Die Kernfunktion des Strafrechts
In einem Interview in der NZZamSonntag (kostenpflichtig) äussert sich Prof. Marcel Alexander Niggli anhand des Falls Kalojew zu den Funktionen des Strafrechts. Hier zwei bemerkenswerte Ausschnitte:
Die Strafhöhe und die Art der Strafe sind unwesentlich. Nach allem, was die Forschung zeigt, hat die Höhe der Sanktion überhaupt keinen Effekt auf die Rückfallgefahr. Das ist zwar schwer zu glauben, trifft aber trotzdem zu.
Die positive und unverzichtbare Funktion des Strafrechts, also eine Rechtsgemeinschaft in ihren Normen und Werten zu bestätigen, enthält immer auch eine abgrenzende Funktion. Das Strafrecht grenzt uns, die wir diese Werte vertreten und beachten, vom Rest ab. Das ist die Kernfunktion des Strafrechts, Identitätsstiftung auf Kosten des Bösen, des Andern.
Ob sich der Gesetzgeber dessen bewusst ist, darf bezweifelt werden. Mit der immer weiter um sich greifenden Kriminalisierung von nicht strafwürdigen Verhaltensweisen, bleibt nicht viel, von dem man sich abgrenzen könnte.

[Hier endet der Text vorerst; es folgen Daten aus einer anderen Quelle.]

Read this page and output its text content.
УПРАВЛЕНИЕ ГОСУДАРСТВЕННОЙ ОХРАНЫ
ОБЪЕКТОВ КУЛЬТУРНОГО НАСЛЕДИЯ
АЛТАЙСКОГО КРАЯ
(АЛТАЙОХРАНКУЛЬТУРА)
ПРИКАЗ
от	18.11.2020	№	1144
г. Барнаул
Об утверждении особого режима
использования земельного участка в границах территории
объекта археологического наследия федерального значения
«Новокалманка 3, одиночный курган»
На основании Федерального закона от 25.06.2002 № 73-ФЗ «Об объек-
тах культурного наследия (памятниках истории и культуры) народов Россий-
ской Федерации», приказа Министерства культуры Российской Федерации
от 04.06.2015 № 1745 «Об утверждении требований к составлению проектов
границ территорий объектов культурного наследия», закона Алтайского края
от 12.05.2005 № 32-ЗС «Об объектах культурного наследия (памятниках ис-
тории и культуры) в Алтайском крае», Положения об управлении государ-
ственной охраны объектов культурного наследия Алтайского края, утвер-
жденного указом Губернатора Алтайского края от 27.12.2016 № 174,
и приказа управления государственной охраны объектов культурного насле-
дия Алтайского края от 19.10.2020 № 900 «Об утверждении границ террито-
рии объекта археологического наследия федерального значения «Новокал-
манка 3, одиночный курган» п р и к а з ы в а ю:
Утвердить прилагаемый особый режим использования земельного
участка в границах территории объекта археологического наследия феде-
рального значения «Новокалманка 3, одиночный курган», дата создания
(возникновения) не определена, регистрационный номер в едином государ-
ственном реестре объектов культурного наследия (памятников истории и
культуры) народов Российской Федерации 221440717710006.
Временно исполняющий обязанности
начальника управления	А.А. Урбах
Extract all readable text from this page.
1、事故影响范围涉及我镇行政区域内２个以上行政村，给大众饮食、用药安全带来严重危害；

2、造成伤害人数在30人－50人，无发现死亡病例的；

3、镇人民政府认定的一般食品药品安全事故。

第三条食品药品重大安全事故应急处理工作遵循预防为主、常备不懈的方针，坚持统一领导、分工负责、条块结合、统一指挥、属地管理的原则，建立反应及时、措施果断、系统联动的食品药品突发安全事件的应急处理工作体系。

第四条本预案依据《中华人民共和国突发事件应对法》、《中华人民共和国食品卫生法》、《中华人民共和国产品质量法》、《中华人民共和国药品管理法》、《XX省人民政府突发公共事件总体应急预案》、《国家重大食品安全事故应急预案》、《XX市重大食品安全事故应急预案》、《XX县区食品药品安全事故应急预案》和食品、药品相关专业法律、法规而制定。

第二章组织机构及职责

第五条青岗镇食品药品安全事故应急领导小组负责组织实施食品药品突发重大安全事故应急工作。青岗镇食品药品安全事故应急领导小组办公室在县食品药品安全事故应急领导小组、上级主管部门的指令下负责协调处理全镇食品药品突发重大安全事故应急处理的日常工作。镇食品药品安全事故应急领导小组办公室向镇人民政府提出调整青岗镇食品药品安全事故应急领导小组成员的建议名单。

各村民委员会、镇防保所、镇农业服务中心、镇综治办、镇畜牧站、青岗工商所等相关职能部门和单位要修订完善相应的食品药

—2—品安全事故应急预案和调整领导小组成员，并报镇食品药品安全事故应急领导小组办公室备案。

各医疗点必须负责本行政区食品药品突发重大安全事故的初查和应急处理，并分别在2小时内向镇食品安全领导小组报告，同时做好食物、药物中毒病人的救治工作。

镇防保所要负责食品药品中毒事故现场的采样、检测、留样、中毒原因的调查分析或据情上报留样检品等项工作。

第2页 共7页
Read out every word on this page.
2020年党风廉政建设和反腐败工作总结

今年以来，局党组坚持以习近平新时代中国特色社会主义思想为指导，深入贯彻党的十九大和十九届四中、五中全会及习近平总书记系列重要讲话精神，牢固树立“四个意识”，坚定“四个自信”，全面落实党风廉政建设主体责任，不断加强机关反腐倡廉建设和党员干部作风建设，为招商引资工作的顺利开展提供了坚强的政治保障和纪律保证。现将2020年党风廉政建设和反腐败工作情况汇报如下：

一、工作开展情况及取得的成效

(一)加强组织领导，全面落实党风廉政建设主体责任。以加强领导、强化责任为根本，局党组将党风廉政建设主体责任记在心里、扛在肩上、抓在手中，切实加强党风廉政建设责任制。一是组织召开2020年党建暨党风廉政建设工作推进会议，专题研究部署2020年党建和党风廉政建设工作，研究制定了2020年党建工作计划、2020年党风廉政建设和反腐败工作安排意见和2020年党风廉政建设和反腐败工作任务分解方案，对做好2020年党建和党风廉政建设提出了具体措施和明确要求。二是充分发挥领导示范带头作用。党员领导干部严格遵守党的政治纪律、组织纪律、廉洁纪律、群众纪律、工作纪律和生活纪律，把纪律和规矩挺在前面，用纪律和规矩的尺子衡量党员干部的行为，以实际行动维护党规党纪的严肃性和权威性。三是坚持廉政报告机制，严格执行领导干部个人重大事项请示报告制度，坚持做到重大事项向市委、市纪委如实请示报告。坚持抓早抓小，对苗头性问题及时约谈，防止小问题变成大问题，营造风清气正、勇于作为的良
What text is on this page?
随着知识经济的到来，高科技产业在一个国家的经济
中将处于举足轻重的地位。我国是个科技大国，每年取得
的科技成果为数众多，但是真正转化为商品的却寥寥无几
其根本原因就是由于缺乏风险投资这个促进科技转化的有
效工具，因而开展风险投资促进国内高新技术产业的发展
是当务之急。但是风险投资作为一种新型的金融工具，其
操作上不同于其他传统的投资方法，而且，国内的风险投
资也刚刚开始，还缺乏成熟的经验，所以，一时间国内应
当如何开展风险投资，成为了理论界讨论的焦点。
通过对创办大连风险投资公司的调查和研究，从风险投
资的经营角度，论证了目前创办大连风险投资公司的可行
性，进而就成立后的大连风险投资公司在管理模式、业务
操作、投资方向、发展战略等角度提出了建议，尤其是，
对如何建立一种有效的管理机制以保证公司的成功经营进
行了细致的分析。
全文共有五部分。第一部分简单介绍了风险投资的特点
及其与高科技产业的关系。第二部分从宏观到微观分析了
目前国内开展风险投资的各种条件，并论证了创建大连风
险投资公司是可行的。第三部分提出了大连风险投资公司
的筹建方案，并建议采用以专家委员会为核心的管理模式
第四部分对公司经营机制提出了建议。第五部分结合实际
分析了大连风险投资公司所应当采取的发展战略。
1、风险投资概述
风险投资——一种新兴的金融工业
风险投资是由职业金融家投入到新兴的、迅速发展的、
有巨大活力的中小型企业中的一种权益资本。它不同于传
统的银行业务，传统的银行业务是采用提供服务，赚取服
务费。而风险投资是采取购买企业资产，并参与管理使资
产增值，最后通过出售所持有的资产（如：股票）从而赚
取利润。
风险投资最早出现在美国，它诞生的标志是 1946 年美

Interessant sind die Aussagen von Prof. Niggli auch darum, weil er eigentlich ebenfalls sagt, dass die Strafzumessung letztlich etwas “Metaphysisches” ist, weshalb auch versucht wird, sachliche Kriterien für die Strafzumessung zu finden. Das ist natürlich grundsätzlich richtig. Um so mehr finde ich aber auch interessant, was Niggli weiter ausführt, nämlich: “… wir bestrafen auch (darum), um uns zu versichern, was Recht und Unrecht ist” – also bleibt die Strafzumessung letztlich doch ein metaphysicher Vorgang.